Raffaele Viviani
a cura di Nunzia Acanfora
E ce ne stanno fatiche...
R. Viviani
a cura di Nunzia Acanfora
E ce ne stanno fatiche...
R. Viviani
Il riconoscimento di Dario Fo
Assai tempestiva - oltre che, naturalmente, opportuna - è giunta l'altro ieri la giornata di studio su Viviani, organizzata all'Istituto Universitario Suor Orsola Benincasa da Antonia Lezza e Pasquale Scialò. Perché appena il giorno prima s'erano concluse, al Mercadante, le repliche de I Dieci Comandamenti diretti da Mario Martone: lo spettacolo che, a parte quelli intrinseci, vanta il merito di aver riacceso l'attenzione - troppo spesso e troppo colpevolmente sopita - sull'opera del grandissimo don Raffaele. Insomma, una riflessione teorica s'è utilmente sommata all'esempio pratico. E proprio di questo avrebbe costantemente bisogno Viviani per vedere una buona volta riconosciuto il posto di rilievo assoluto che gli spetta di diritto nel panorama drammaturgico, e non solo napoletano, del Novecento: del resto, l'ha detto anche Dario Fo, quando - nel corso del suo video/intervento - s'è prima soffermato sulle parentele strettissime riscontrabili fra lo stesso Viviani, Ruzante e le avanguardie storiche europee, a partire dall'espressionismo, e poi - per l'appunto muovendo da tali considerazioni - ha invitato i giovani a studiare il teatro italiano e a portare in scena, molto più di quanto si sia fatto sinora, quell'autore che ha letteralmente rivoluzionato il teatro a cavallo fra le due guerre.
Ebbene, giusto a un versante pratico, quello dell'odierna situazione teatrale cittadina, possono essere vantaggiosamente applicate le più significative riflessioni fatte durante il convegno: circa il realismo tutto particolare seguito da Viviani (un realismo, in breve, che sistematicamente trascorre nella dimensione della metafora e del simbolo) e la lingua da lui adoperata, un dialetto aspro e feroce che non ha più nulla né dell'asettica raffinatezza letteraria di Di Giacomo né del bozzettismo documentaristico di Ferdinando Russo, ma è la lingua vera, e ad un tempo "inventata", di chi è costretto a sua volta a inventarsi la giornata per poter sopravvivere.

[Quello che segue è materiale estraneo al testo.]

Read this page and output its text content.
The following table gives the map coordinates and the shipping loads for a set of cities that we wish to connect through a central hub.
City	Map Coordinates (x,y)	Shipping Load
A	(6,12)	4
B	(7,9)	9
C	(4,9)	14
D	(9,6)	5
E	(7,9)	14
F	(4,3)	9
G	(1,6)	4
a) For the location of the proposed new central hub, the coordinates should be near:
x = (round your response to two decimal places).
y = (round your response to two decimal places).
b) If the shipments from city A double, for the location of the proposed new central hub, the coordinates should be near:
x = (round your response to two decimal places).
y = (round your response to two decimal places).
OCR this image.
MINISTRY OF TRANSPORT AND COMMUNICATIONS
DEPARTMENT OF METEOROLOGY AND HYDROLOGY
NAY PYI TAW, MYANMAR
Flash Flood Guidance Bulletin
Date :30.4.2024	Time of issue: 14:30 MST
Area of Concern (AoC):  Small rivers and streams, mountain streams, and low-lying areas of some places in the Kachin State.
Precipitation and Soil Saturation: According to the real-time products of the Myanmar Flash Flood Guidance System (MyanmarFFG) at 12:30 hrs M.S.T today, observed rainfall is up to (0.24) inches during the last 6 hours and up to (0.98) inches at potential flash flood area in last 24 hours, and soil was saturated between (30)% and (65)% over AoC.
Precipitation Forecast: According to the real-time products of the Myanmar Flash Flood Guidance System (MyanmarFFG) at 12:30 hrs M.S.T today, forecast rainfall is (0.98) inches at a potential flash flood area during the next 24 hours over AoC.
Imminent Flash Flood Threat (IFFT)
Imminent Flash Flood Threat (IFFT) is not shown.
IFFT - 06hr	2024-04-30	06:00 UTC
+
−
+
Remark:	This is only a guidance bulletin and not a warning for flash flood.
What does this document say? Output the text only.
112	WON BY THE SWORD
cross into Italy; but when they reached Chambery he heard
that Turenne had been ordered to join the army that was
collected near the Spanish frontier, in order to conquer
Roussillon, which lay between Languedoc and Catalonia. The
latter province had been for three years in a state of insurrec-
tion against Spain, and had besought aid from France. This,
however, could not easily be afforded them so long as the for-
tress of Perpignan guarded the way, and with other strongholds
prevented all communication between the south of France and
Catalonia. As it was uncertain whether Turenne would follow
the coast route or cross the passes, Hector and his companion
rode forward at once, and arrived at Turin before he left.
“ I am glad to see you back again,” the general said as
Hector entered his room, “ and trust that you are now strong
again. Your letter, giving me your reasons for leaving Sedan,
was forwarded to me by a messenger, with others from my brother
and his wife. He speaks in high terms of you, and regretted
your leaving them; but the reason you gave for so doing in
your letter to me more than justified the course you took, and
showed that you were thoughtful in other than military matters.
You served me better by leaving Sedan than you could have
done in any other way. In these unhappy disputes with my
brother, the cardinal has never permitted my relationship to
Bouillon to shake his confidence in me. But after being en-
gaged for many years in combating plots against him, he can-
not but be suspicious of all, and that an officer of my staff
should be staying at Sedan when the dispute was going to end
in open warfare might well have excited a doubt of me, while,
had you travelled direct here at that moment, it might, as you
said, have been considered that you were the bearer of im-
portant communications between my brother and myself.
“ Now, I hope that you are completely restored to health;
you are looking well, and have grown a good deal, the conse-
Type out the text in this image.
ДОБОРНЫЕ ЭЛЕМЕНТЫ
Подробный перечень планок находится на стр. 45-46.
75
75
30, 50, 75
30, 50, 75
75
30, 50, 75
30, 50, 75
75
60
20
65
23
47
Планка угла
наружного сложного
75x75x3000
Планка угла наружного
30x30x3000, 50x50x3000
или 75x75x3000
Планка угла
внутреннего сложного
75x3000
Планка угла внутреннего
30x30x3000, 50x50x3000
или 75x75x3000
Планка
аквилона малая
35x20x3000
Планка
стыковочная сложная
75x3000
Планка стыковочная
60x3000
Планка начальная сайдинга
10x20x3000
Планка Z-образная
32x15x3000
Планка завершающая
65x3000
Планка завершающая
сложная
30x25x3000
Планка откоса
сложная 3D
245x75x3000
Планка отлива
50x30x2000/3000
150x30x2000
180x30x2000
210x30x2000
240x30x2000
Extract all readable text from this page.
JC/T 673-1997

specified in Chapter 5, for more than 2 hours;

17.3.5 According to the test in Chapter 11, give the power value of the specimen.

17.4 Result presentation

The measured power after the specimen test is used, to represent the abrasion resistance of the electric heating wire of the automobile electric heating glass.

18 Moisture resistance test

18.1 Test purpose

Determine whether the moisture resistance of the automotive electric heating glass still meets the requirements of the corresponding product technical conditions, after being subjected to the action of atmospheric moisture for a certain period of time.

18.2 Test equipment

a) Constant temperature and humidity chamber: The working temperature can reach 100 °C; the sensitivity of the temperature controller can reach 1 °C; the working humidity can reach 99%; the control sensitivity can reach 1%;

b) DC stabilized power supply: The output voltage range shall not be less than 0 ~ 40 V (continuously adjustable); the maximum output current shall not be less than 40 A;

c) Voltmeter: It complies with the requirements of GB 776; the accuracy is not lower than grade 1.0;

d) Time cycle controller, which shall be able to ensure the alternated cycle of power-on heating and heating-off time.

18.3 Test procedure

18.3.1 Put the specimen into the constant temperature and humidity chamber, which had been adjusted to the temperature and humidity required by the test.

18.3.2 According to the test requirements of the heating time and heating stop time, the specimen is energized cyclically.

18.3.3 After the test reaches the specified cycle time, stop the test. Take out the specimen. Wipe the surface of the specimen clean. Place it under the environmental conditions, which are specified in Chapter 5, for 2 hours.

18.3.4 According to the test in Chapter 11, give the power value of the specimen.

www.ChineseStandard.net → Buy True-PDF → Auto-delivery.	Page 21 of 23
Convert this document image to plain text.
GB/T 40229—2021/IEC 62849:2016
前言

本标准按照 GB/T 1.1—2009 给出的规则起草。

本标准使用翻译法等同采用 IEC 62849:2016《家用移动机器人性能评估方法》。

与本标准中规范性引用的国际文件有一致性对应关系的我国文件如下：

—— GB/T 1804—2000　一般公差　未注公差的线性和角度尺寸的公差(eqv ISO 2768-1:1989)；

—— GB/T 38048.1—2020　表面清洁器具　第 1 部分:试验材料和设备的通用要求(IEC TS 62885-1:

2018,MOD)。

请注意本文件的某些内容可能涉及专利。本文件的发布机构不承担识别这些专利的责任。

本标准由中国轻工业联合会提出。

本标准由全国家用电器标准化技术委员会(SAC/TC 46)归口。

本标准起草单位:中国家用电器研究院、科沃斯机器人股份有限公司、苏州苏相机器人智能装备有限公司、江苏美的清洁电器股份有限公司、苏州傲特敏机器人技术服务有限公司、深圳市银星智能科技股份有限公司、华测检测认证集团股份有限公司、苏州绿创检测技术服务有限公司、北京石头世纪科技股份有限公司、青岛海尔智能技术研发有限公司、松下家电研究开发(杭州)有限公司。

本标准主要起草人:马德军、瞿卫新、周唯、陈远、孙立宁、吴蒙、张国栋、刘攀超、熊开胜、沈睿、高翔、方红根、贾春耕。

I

Non è chi non veda, infatti, come la massima parte della programmazione dialettale nelle sale cittadine s'agganci per l'appunto a un bozzettismo esangue e manieristico, che non ha più alcun legame con la storia e l'attualità e, per giunta, si serve di un vernacolo spento e insignificante, assolutamente avulso dai bisogni e dalle vicende reali (collettive o personali che siano) della Napoli d'oggi. Già, occorrerebbe proprio una salutare e massiccia iniezione della "medicina" vivianea descritta ancora da Fo: "La capacità di adoperare schemi tragici per ottenere effetti comici o grotteschi e, viceversa, chiavi comiche o grottesche per conseguire risultati tragici."
Fatte le debite proporzioni e differenze, e per mettere in campo un altro esempio pratico, su questa strada si muove - come già ho avuto modo di rilevare in sede di recensione - la nuova commedia di Vincenzo Salemme, Sogni e bisogni, in scena al Diana. La lezione di Viviani, in definitiva, continua ad essere rintracciabile, se, s'intende, vogliamo rintracciarla: e a patto di non castrarla, come tentò di fare la censura fascista e come tentano di fare anche oggi vari potentati del teatro "ufficiale", per i quali Viviani - in quanto non "consolante" - rimane pericoloso, tanto pericoloso (e stavolta, per carità di patria, non faccio esempi) da doverlo ridurre, persino falsificandone i testi, a una volgare macchiettista qualunque.
Enrico FIORE, "Il Mattino", 31 gennaio 2001.